Oui, je suis très optimiste et confiant. On ne vient pas donner de leçons, mais on voit bien que c’est un pays qui fait une crise de croissance, traversant une zone de turbulences qui est, je pense, surtout politique et institutionnelle. Economiquement, c’est un pays qui continue néanmoins sa marche en avant et des sujets sont en train de se régler comme l’hyper dominance du secteur public sur le reste de l’économie, le privé est en train de reprendre la main. Le Brésil a donné beaucoup de promesses et va les tenir. Dans les trois à cinq ans à venir, il comptera notamment pour les entreprises étrangères qui voudront y exporter. Il a juste besoin de structurer sa capacité à pouvoir accueillir de l’investissement international.

Est-ce que le Brésil est une entrée vers le reste de l’Amérique du Sud ?

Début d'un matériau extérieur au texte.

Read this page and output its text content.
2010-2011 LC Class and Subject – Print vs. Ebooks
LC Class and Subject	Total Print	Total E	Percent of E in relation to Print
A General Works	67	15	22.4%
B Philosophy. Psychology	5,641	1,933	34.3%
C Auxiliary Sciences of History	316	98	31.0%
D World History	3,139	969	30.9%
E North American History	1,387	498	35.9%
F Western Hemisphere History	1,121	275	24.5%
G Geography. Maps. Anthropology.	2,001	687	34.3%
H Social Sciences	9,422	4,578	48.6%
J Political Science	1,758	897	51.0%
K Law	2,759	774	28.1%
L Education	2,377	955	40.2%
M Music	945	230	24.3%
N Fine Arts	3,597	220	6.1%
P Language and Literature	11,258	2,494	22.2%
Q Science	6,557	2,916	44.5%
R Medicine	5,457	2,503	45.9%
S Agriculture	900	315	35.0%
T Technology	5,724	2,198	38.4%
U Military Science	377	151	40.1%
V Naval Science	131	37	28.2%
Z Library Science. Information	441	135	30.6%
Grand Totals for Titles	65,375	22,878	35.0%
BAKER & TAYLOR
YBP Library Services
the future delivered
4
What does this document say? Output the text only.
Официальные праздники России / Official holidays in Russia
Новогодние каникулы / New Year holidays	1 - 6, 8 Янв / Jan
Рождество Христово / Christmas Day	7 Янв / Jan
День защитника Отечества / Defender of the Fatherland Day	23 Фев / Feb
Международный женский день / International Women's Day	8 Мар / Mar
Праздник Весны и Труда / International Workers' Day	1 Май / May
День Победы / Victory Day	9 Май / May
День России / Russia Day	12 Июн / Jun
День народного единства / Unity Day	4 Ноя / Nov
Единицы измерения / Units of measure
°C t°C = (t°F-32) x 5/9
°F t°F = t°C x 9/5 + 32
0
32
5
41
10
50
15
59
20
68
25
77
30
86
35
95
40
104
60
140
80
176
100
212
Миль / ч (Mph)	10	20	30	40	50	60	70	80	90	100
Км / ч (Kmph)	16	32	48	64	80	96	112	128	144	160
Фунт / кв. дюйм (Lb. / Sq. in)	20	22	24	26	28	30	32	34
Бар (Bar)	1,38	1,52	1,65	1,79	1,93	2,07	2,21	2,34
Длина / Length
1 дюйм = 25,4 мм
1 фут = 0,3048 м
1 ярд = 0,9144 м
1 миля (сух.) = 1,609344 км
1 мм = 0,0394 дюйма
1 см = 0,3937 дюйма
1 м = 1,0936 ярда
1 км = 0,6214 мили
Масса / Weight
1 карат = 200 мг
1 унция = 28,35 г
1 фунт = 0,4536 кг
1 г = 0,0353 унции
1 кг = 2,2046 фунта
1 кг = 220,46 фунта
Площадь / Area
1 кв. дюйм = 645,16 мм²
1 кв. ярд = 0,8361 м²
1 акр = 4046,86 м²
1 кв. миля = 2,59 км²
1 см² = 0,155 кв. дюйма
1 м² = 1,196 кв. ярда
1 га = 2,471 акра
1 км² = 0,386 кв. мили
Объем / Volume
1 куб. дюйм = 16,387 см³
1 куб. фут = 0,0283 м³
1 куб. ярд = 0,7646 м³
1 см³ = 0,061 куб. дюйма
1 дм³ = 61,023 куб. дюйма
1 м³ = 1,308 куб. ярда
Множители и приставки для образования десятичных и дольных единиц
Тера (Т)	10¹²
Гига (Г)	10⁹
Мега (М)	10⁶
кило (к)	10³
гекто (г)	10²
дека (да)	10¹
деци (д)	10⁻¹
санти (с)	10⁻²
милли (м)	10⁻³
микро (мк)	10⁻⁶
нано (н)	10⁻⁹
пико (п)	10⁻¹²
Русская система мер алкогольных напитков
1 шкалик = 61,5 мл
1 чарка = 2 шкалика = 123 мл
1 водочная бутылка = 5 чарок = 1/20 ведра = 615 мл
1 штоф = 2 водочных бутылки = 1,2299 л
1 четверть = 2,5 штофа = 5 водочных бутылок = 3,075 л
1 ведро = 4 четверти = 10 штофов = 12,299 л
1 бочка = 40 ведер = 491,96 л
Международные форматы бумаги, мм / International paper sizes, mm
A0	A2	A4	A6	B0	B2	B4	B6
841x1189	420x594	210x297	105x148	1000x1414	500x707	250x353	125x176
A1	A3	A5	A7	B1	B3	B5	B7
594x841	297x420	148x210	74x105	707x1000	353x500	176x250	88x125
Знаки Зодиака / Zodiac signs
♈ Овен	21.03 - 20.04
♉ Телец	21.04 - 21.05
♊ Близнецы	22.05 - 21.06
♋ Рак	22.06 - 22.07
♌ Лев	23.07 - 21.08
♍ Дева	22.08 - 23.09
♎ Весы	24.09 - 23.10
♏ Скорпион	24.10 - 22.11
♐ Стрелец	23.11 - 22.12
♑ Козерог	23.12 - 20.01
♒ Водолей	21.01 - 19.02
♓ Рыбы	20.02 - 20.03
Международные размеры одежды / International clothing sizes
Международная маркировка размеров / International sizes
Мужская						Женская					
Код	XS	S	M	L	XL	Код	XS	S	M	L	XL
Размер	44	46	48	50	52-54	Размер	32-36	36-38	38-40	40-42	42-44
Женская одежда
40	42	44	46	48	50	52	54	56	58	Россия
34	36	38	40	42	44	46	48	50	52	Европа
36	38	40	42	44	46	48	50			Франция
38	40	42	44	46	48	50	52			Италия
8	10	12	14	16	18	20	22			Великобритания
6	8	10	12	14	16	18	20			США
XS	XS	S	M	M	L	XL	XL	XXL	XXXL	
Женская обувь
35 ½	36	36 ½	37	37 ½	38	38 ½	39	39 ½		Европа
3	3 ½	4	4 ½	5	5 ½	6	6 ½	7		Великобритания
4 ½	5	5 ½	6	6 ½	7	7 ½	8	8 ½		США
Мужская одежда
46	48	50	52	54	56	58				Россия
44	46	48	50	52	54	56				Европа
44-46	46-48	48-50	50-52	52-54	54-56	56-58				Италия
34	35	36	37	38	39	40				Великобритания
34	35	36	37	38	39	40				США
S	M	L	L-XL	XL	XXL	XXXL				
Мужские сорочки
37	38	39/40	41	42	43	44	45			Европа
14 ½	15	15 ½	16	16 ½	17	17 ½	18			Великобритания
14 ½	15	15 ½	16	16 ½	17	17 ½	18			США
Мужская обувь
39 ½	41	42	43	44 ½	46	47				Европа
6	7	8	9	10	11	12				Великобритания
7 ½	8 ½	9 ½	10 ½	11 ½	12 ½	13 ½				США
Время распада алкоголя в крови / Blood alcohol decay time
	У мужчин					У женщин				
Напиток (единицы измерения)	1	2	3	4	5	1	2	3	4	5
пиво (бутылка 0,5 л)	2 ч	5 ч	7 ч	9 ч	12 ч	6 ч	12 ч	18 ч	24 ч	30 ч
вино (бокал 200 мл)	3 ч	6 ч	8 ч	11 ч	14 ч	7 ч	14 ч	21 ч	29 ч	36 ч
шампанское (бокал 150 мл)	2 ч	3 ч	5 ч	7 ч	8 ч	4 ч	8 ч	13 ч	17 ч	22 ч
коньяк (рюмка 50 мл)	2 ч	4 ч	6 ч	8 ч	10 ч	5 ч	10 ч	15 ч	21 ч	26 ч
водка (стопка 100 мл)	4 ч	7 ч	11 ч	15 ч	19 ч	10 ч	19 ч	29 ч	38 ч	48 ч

Je n’en suis pas sûr. Déjà, d’un point de vue linguistique, ce n’est pas la même langue que le reste du continent. L’Amérique du Sud, c’est finalement comme l’Europe, des pays complètement différents et il n’y a en plus pas d’unicité de monnaie. Les deux leaders que sont le Brésil et l’Argentine par exemple ont une manière radicalement opposée d’aborder leur économie. Mais le Brésil peut constituer un point avancé pour comprendre le marché sud-américain. 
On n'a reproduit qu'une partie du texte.